EUROPEAN EQUITY UPDATE: Stocks soft and on track for a week of sizable losses
Analysis details (09:25)
- Stocks in Europe are once again on the backfoot (Stoxx 600 -0.8%) with the Stoxx 600 on track to close the week out with losses of around 3%. Losses for the complex have been via a myriad of factors including, surging bond yields, geopolitical angst and a busy corporate earnings slate. For today’s session there has been a lot of focus on the European consumer sector with Bruno Cucinelli (+3.8%) top of the Stoxx 600 after well-received 9M earnings and an increase to its FY23 revenue guidance. At the other end of the spectrum, Salvatore Ferragamo (-3.5%) is on the backfoot after reporting a drop in 9M sales and with the CEO noting they do not see potential for major improvements for sales growth in the near term; other consumer-related earnings include L'Oréal (-0.5%) and EssilorLuxottica (-0.4%). From a sectoral standpoint, Basic Resources are the clear laggard in Europe, followed by Travel & Leisure amid post-earnings losses in IHG (-3.1%). Healthcare is the only sector in the green in what appears to be more of a bounceback from yesterday’s Roche-led losses. UBS (-3%) is reportedly preparing for the next wave of job cuts, with the group reportedly eyeing 10% of support staff, according to Bloomberg.
- APAC stocks mostly declined after the losses on Wall St where the curve steepened as markets digested various comments from Fed Chair Powell and with sentiment pressured by the escalating geopolitical situation. ASX 200 (-1.2%) was dragged lower with broad weakness seen across all sectors aside from energy which is kept afloat by the geopolitical risk premium uplift in oil prices. Nikkei 225 (-0.5%) retreated at the open but then gradually pared its losses amid reports of potential temporary income tax cuts and with participants also digesting the latest Japanese CPI data which printed mostly firmer than expected but softened from the previous month’s pace. Hang Seng (-0.7%) and Shanghai Comp. (-0.7%) were subdued albeit with the downside cushioned after the PBoC’s actions in which it unsurprisingly maintained its benchmark lending rates but boosted liquidity in the interbank market with its largest-ever open market operation net daily injection.

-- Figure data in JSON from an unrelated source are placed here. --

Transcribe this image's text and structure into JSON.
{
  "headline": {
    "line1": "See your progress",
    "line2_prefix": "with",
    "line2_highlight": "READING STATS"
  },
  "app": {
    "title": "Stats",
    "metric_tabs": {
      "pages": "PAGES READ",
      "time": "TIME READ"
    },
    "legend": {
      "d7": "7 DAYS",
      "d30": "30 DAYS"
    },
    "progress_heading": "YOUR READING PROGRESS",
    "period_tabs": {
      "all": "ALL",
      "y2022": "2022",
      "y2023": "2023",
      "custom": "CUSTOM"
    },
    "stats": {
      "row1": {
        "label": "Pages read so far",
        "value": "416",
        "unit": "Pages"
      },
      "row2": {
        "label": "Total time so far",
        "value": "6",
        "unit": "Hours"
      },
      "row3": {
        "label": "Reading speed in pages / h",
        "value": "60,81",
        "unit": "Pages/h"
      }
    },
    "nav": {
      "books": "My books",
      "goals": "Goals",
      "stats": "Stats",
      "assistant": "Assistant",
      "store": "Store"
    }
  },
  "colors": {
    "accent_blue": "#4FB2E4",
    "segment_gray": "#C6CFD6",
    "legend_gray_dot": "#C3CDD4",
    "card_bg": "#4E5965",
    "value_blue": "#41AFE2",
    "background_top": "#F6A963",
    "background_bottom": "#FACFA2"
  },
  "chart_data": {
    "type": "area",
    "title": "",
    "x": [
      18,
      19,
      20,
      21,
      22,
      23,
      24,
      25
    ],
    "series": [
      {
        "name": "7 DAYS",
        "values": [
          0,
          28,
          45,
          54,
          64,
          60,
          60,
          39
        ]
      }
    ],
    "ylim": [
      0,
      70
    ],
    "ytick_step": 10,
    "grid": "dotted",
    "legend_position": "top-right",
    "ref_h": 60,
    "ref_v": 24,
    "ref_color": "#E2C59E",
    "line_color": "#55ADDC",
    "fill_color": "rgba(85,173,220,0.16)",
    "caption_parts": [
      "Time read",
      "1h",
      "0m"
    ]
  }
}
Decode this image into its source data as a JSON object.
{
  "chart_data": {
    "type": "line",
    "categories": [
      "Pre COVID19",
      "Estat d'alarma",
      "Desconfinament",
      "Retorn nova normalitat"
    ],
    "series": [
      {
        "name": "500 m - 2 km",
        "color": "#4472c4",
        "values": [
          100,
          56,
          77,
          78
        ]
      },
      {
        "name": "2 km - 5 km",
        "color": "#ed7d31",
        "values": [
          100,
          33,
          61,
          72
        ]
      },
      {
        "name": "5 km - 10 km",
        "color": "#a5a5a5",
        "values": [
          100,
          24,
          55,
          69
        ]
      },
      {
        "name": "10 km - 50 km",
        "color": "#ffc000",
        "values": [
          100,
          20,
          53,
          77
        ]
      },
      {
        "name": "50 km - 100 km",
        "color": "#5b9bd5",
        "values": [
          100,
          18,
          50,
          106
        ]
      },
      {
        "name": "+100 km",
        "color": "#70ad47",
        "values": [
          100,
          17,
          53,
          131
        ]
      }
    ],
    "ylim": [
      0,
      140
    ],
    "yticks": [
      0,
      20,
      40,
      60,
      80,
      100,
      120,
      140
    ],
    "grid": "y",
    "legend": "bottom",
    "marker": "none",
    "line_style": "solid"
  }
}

- US equity futures have extended the downside seen during yesterday’s session with the ES (-0.2%) moving below the 4300 mark. The highlight of yesterday’s session came via Fed Chair Powell, who initially adopted a dovish tone by noting the Fed is proceeding carefully and is attentive to the move higher in bond yields before making hawkishly perceived comments that he believes policy is not too tight. The after-hours earnings slate yesterday was a quieter one with focus for today’s pre-market docket seeing reports from RF, SLB and AXP. Earnings from the latter will be of great importance to the market given comments earlier in the week from Bank of America which highlighted that US consumer spending is slowing. Some desks have also made the observation that such comments are in contrast to hard data such as Tuesday’s hot US retail sales print, therefore any further clarity on the state of the consumer will be of use to the market, particularly given today’s light macro calendar which is devoid of tier 1 macro releases. The speaker slate includes 2023 voter Harker and 2024 non-voter Mester, albeit at this stage given the sheer volume of Fed speak we have seen this week it is hard to see their comments having a material impact on the market.